Project cancellations in the video game industry are an unfortunate certainty. Some developers and some publishers underestimate the time and budget that is necessary for development, and I’m not just talking about small time devs. This cancellation plague happens to the big boys too. Most recently we saw it happen with Microsoft and their dragon-centric game Scalebound . This game was even being talked about as recently as last year’s E3 but it was still canceled back in January 2017.
Microsoft has had a history of cancellations over the years, like Stormlands in 2012 that was eventually released as Tyranny . In 2015, there was the Xbox One reboot of Phantom Dust that was cut short. Even more recently, Fable Legends was canceled, another super high profile title. It seems Microsoft hasn’t really been learning from their experiences, even though Xbox head Phil Spencer says they’re trying. During an IGN Unlocked podcast he said, “I have learned some things from the Scalebound experience. You’d think I would be smart enough to remember the learnings I have gone through every time, but sometimes when we start something new, we talk about it too early… you go through this process in the public, of what does it mean to try to ship something, and everybody’s asking, because you’ve asked them to ask, because you’ve announced it. And, I’ve learned when we try to do something ambitious with a new team, or a new IP, I’d rather not run out there and put a target on it too early.”
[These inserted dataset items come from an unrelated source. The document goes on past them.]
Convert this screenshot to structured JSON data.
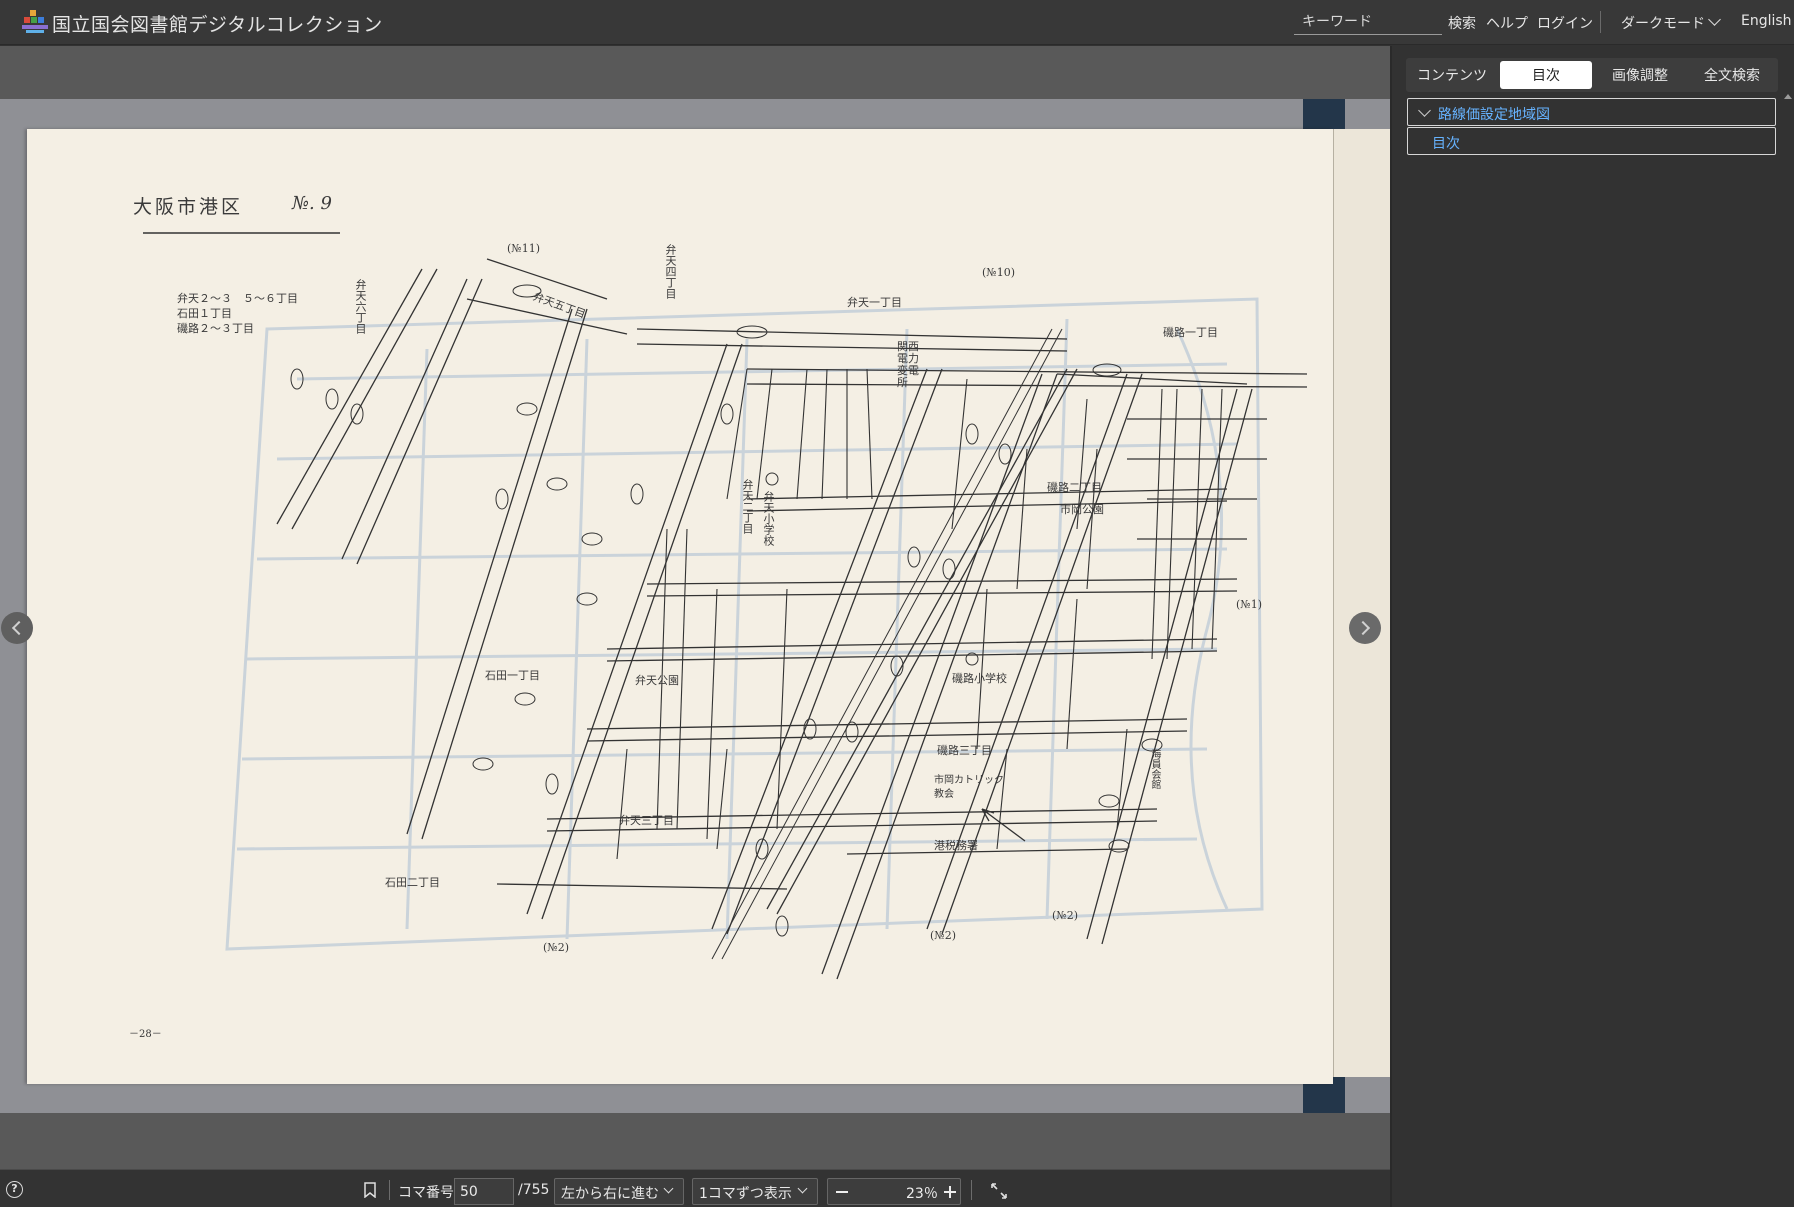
{
  "header": {
    "app_title": "国立国会図書館デジタルコレクション",
    "keyword_placeholder": "キーワード",
    "search": "検索",
    "help": "ヘルプ",
    "login": "ログイン",
    "dark_mode": "ダークモード",
    "language": "English"
  },
  "panel": {
    "tabs": [
      {
        "label": "コンテンツ",
        "active": false
      },
      {
        "label": "目次",
        "active": true
      },
      {
        "label": "画像調整",
        "active": false
      },
      {
        "label": "全文検索",
        "active": false
      }
    ],
    "toc": [
      {
        "label": "路線価設定地域図",
        "expanded": true
      },
      {
        "label": "目次"
      }
    ]
  },
  "toolbar": {
    "frame_label": "コマ番号",
    "frame_value": "50",
    "frame_total": "/755",
    "direction": "左から右に進む",
    "display_mode": "1コマずつ表示",
    "zoom": "23％"
  },
  "map": {
    "title": "大阪市港区",
    "number": "№. 9",
    "legend_lines": [
      "弁天２～３　５～６丁目",
      "石田１丁目",
      "磯路２～３丁目"
    ],
    "areas": [
      "弁天一丁目",
      "弁天五丁目",
      "弁天六丁目",
      "弁天四丁目",
      "弁天二丁目",
      "弁天三丁目",
      "弁天公園",
      "弁天小学校",
      "石田一丁目",
      "石田二丁目",
      "磯路一丁目",
      "磯路二丁目",
      "磯路三丁目",
      "磯路小学校",
      "市岡公園",
      "市岡カトリック教会",
      "港税務署",
      "関西電力変電所",
      "海員会館"
    ],
    "sheet_refs": [
      "(№11)",
      "(№10)",
      "(№1)",
      "(№2)",
      "(№2)",
      "(№2)"
    ],
    "page_number": "－28－"
  }
}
It seems Microsoft simply announced Scalebound too early in the development process. It’s interesting that Spencer points to that in particular as the downfall of Scalebound , considering the footage that was constantly shown for the game seemed to be very along in the development process. The real reasons for Scalebound ‘s cancellation are still mostly unknown, with suspicions that it might have been in development purgatory. If it wasn’t making any progress, there shouldn’t have been more trailers released as late as E3 2016.
Announcing a game too early is definitely a no-no if you aren’t 1000% sure that it will make it to market. Equally important, however, is how you cover it during the development. The general public likes to be kept in the loop; they like to know what’s going on in their world. Especially in the land of game development, where things can be incredibly uncertain. If Microsoft and Platinum Games had been a little bit more upfront earlier on about the development troubles, I think the Scalebound cancellation would have hurt much less.
Large scale cancellations like this are an incredibly difficult subject to handle. You want to let the consumers know if there are going to be issues so they don’t get too emotionally (or financially) invested, but you also don’t want to hinder sales if the troubles are only temporary. It’s a constant tight rope walk that developers and publishers have to tread. You have to dip your toes in the water to figure out what you do or don’t tell your customers in any business. When it comes to technology giants like Microsoft however, they really are running out of excuses.
Xbox’s Spencer said one more thing on the matter that’s relevant, “I’m probably going to be a little more careful about when we announce things-I know people will want a roadmap for the next three years, so that they feel proud of it. I’ll balance that a little bit.” Development roadmaps are an excellent idea for developers and consumers alike. In the development process, you never know what is going to happen, but having set goals for everyone to follow along with certainly helps ease the pain when things go wrong.